On August 15, it will be thirty-nine years ago to the day that some half-million people gathered in upstate New York for a three-day festival featuring some of the greatest rock ‘n’ roll performers of all time. Warner Home Video has announced its plans to celebrate the 40th anniversary of the music history milestone July 28, 2009 by releasing a spectacular Ultimate Collectors Edition of the Oscar-winning Woodstock: 3 Days of Peace & Music.
The restored and remastered release will include more than an hour of newly discovered Festival performances, some never-before-published in their entirety, from a number of artists, including The Who, Joe Cocker, Canned Heat, Joan Baez, Country Joe McDonald and Country Joe and the Fish with more to be announced. The release will incorporate reflections and perspectives from musicians, celebrities, influencers and other giants in the entertainment industry on the cultural significance of Woodstock 40 years later.

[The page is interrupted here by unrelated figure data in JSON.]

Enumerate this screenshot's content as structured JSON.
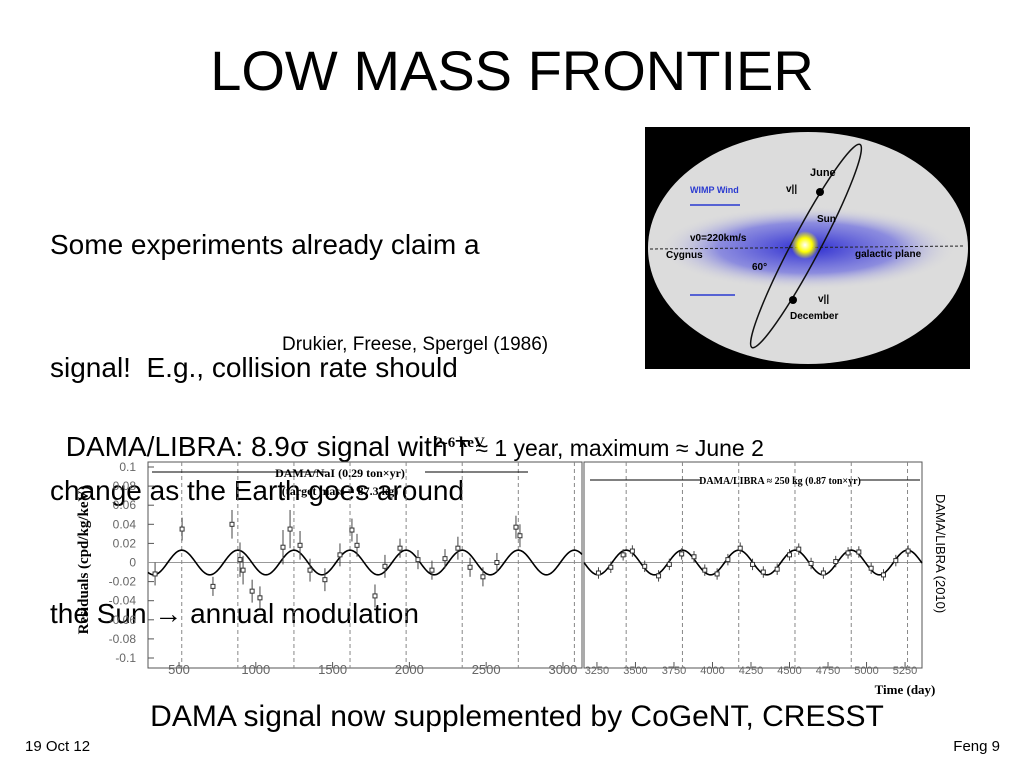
{
  "title": "LOW MASS FRONTIER",
  "body_lines": [
    "Some experiments already claim a",
    "signal!  E.g., collision rate should",
    "change as the Earth goes around",
    "the Sun → annual modulation"
  ],
  "citation": "Drukier, Freese, Spergel (1986)",
  "diagram": {
    "labels": [
      "June",
      "WIMP Wind",
      "v||",
      "Sun",
      "v0=220km/s",
      "Cygnus",
      "60°",
      "galactic plane",
      "v||",
      "December"
    ]
  },
  "headline": {
    "part1": "DAMA/LIBRA: 8.9",
    "sigma": "σ",
    "part2": " signal with ",
    "part3": "T ≈ 1 year, maximum ≈ June 2"
  },
  "plot": {
    "title": "2-6 keV",
    "ylabel": "Residuals (cpd/kg/keV)",
    "xlabel": "Time (day)",
    "ylim": [
      -0.1,
      0.1
    ],
    "yticks": [
      0.1,
      0.08,
      0.06,
      0.04,
      0.02,
      0,
      -0.02,
      -0.04,
      -0.06,
      -0.08,
      -0.1
    ],
    "fit": {
      "amplitude": 0.0129,
      "period": 365.25,
      "phase": 152.5
    },
    "left": {
      "annotation1": "DAMA/NaI (0.29 ton×yr)",
      "annotation2": "(target mass = 87.3 kg)",
      "xlim": [
        298,
        3124
      ],
      "xticks": [
        500,
        1000,
        1500,
        2000,
        2500,
        3000
      ],
      "x": [
        344,
        520,
        721,
        845,
        897,
        917,
        976,
        1027,
        1177,
        1223,
        1288,
        1353,
        1450,
        1548,
        1626,
        1659,
        1776,
        1841,
        1939,
        2056,
        2147,
        2232,
        2316,
        2395,
        2479,
        2570,
        2694,
        2720
      ],
      "values": [
        -0.012,
        0.035,
        -0.025,
        0.04,
        0.003,
        -0.008,
        -0.03,
        -0.037,
        0.016,
        0.035,
        0.018,
        -0.008,
        -0.018,
        0.008,
        0.034,
        0.018,
        -0.035,
        -0.004,
        0.015,
        0.003,
        -0.008,
        0.004,
        0.015,
        -0.005,
        -0.015,
        0,
        0.037,
        0.028
      ],
      "errors": [
        0.012,
        0.012,
        0.01,
        0.015,
        0.018,
        0.015,
        0.012,
        0.012,
        0.018,
        0.02,
        0.015,
        0.012,
        0.012,
        0.012,
        0.012,
        0.012,
        0.012,
        0.012,
        0.01,
        0.01,
        0.01,
        0.01,
        0.012,
        0.01,
        0.01,
        0.01,
        0.012,
        0.012
      ]
    },
    "right": {
      "annotation": "DAMA/LIBRA ≈ 250 kg (0.87 ton×yr)",
      "xlim": [
        3166,
        5360
      ],
      "xticks": [
        3250,
        3500,
        3750,
        4000,
        4250,
        4500,
        4750,
        5000,
        5250
      ],
      "x": [
        3260,
        3340,
        3420,
        3480,
        3560,
        3650,
        3720,
        3800,
        3880,
        3950,
        4030,
        4100,
        4180,
        4260,
        4330,
        4420,
        4500,
        4560,
        4640,
        4720,
        4800,
        4880,
        4950,
        5030,
        5110,
        5190,
        5270
      ],
      "values": [
        -0.011,
        -0.005,
        0.008,
        0.012,
        -0.004,
        -0.014,
        -0.002,
        0.009,
        0.006,
        -0.008,
        -0.012,
        0.003,
        0.015,
        -0.002,
        -0.01,
        -0.007,
        0.008,
        0.014,
        -0.001,
        -0.011,
        0.001,
        0.01,
        0.011,
        -0.006,
        -0.013,
        0.002,
        0.012
      ],
      "errors": [
        0.006,
        0.006,
        0.006,
        0.006,
        0.006,
        0.006,
        0.006,
        0.006,
        0.006,
        0.006,
        0.006,
        0.006,
        0.006,
        0.006,
        0.006,
        0.006,
        0.006,
        0.006,
        0.006,
        0.006,
        0.006,
        0.006,
        0.006,
        0.006,
        0.006,
        0.006,
        0.006
      ]
    },
    "side_label": "DAMA/LIBRA (2010)"
  },
  "bottom_line": "DAMA signal now supplemented by CoGeNT, CRESST",
  "footer": {
    "date": "19 Oct 12",
    "page": "Feng 9"
  }
}
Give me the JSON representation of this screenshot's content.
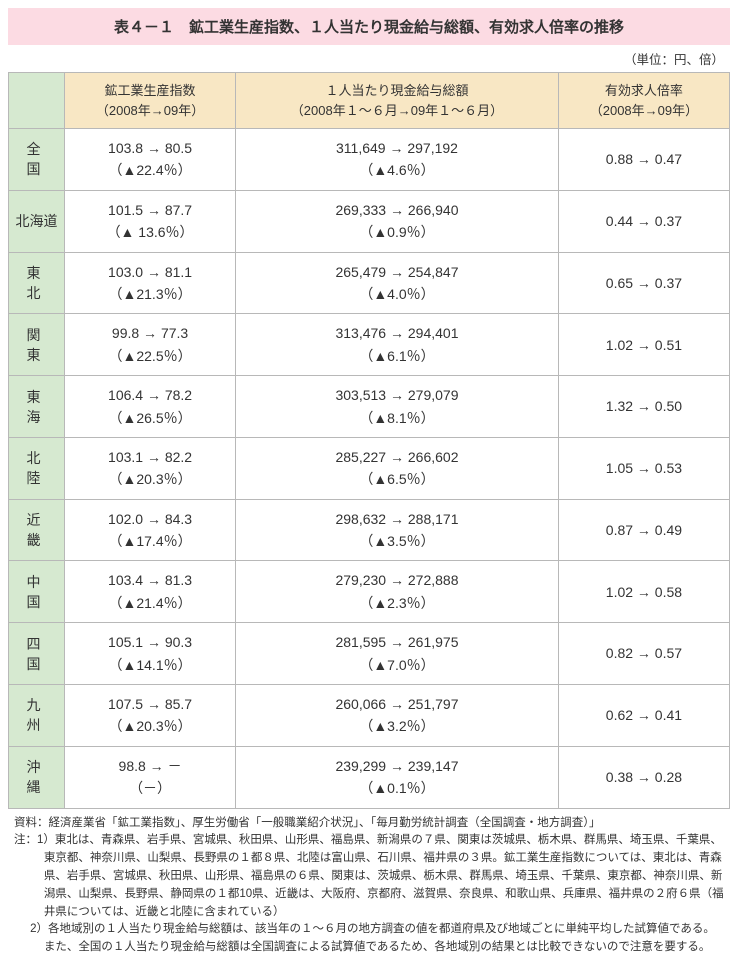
{
  "title": "表４－１　鉱工業生産指数、１人当たり現金給与総額、有効求人倍率の推移",
  "unit": "（単位：円、倍）",
  "columns": {
    "c1a": "鉱工業生産指数",
    "c1b": "（2008年→09年）",
    "c2a": "１人当たり現金給与総額",
    "c2b": "（2008年１～６月→09年１～６月）",
    "c3a": "有効求人倍率",
    "c3b": "（2008年→09年）"
  },
  "rows": [
    {
      "r": "全　国",
      "a": "103.8 → 80.5",
      "ap": "（▲22.4％）",
      "b": "311,649 → 297,192",
      "bp": "（▲4.6％）",
      "c": "0.88 → 0.47"
    },
    {
      "r": "北海道",
      "a": "101.5 → 87.7",
      "ap": "（▲ 13.6％）",
      "b": "269,333 → 266,940",
      "bp": "（▲0.9％）",
      "c": "0.44 → 0.37",
      "tight": true
    },
    {
      "r": "東　北",
      "a": "103.0 → 81.1",
      "ap": "（▲21.3％）",
      "b": "265,479 → 254,847",
      "bp": "（▲4.0％）",
      "c": "0.65 → 0.37"
    },
    {
      "r": "関　東",
      "a": "99.8 → 77.3",
      "ap": "（▲22.5％）",
      "b": "313,476 → 294,401",
      "bp": "（▲6.1％）",
      "c": "1.02 → 0.51"
    },
    {
      "r": "東　海",
      "a": "106.4 → 78.2",
      "ap": "（▲26.5％）",
      "b": "303,513 → 279,079",
      "bp": "（▲8.1％）",
      "c": "1.32 → 0.50"
    },
    {
      "r": "北　陸",
      "a": "103.1 → 82.2",
      "ap": "（▲20.3％）",
      "b": "285,227 → 266,602",
      "bp": "（▲6.5％）",
      "c": "1.05 → 0.53"
    },
    {
      "r": "近　畿",
      "a": "102.0 → 84.3",
      "ap": "（▲17.4％）",
      "b": "298,632 → 288,171",
      "bp": "（▲3.5％）",
      "c": "0.87 → 0.49"
    },
    {
      "r": "中　国",
      "a": "103.4 → 81.3",
      "ap": "（▲21.4％）",
      "b": "279,230 → 272,888",
      "bp": "（▲2.3％）",
      "c": "1.02 → 0.58"
    },
    {
      "r": "四　国",
      "a": "105.1 → 90.3",
      "ap": "（▲14.1％）",
      "b": "281,595 → 261,975",
      "bp": "（▲7.0％）",
      "c": "0.82 → 0.57"
    },
    {
      "r": "九　州",
      "a": "107.5 → 85.7",
      "ap": "（▲20.3％）",
      "b": "260,066 → 251,797",
      "bp": "（▲3.2％）",
      "c": "0.62 → 0.41"
    },
    {
      "r": "沖　縄",
      "a": "98.8 →  －",
      "ap": "（－）",
      "b": "239,299 → 239,147",
      "bp": "（▲0.1％）",
      "c": "0.38 → 0.28"
    }
  ],
  "src": {
    "l1": "資料：経済産業省「鉱工業指数」、厚生労働省「一般職業紹介状況」、「毎月勤労統計調査（全国調査・地方調査）」",
    "l2": "注：1）東北は、青森県、岩手県、宮城県、秋田県、山形県、福島県、新潟県の７県、関東は茨城県、栃木県、群馬県、埼玉県、千葉県、東京都、神奈川県、山梨県、長野県の１都８県、北陸は富山県、石川県、福井県の３県。鉱工業生産指数については、東北は、青森県、岩手県、宮城県、秋田県、山形県、福島県の６県、関東は、茨城県、栃木県、群馬県、埼玉県、千葉県、東京都、神奈川県、新潟県、山梨県、長野県、静岡県の１都10県、近畿は、大阪府、京都府、滋賀県、奈良県、和歌山県、兵庫県、福井県の２府６県（福井県については、近畿と北陸に含まれている）",
    "l3": "2）各地域別の１人当たり現金給与総額は、該当年の１～６月の地方調査の値を都道府県及び地域ごとに単純平均した試算値である。また、全国の１人当たり現金給与総額は全国調査による試算値であるため、各地域別の結果とは比較できないので注意を要する。"
  },
  "colors": {
    "title_bg": "#fcdbe3",
    "head_bg": "#f8e7c4",
    "row_bg": "#d6e9d0",
    "border": "#b8b8b8"
  }
}
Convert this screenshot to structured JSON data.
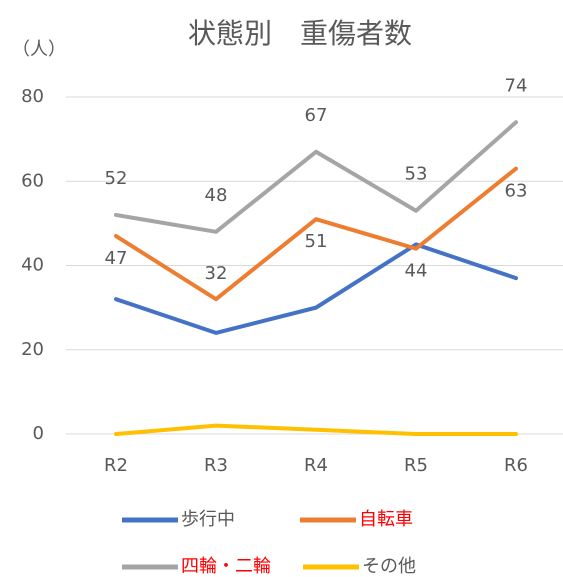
{
  "chart_data": {
    "type": "line",
    "title": "状態別　重傷者数",
    "y_label": "（人）",
    "categories": [
      "R2",
      "R3",
      "R4",
      "R5",
      "R6"
    ],
    "series": [
      {
        "name": "歩行中",
        "color": "#4472c4",
        "label_color": "#595959",
        "values": [
          32,
          24,
          30,
          45,
          37
        ]
      },
      {
        "name": "自転車",
        "color": "#ed7d31",
        "label_color": "#ff0000",
        "values": [
          47,
          32,
          51,
          44,
          63
        ],
        "show_values": true
      },
      {
        "name": "四輪・二輪",
        "color": "#a5a5a5",
        "label_color": "#ff0000",
        "values": [
          52,
          48,
          67,
          53,
          74
        ],
        "show_values": true
      },
      {
        "name": "その他",
        "color": "#ffc000",
        "label_color": "#595959",
        "values": [
          0,
          2,
          1,
          0,
          0
        ]
      }
    ],
    "ylim": [
      0,
      80
    ],
    "yticks": [
      0,
      20,
      40,
      60,
      80
    ],
    "grid": true
  }
}
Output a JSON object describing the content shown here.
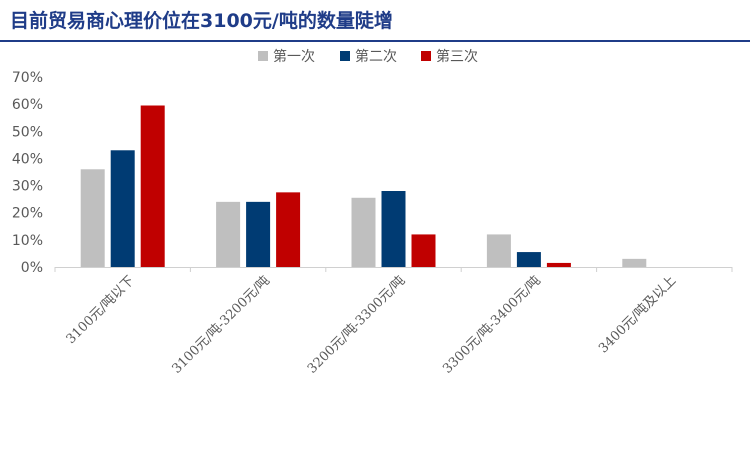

The Ultimate Collector’s Edition (Blu-ray™ Hi-Def & DVD) will include the four-hour Director’s Cut, remastered from original elements and scanned at 2K with audio 5.1 mix supervised by director Michael Wadleigh. The concert original chief engineer Eddie Kramer, who was on-site for the festival, is overseeing the audio mix of all of the recently found added footage. In addition, there will be filmmaker commentary, replicas of handwritten notes from Festival attendees, The ‘60s and the Woodstock Generation – a 40 minute documentary film by noted filmmaker Robert Kline adapted from his book “Children of the 60s,” studio archive letters and other souvenir collectible items. The film has been on moratorium since January of this year and will continue to be unavailable to the public for more than a year and a half until its DVD release next year. Woodstock: 3 Days of Peace & Music will also be available as a stand-alone DVD.
Woodstock alumni David Crosby noted, “Woodstock was more than just a concert; it was an event. It was a time for our generation to speak up and let everyone know we had a voice. Whether you were there or are discovering the film for the first time, it still holds up 40 years later and now will speak to a whole new generation.”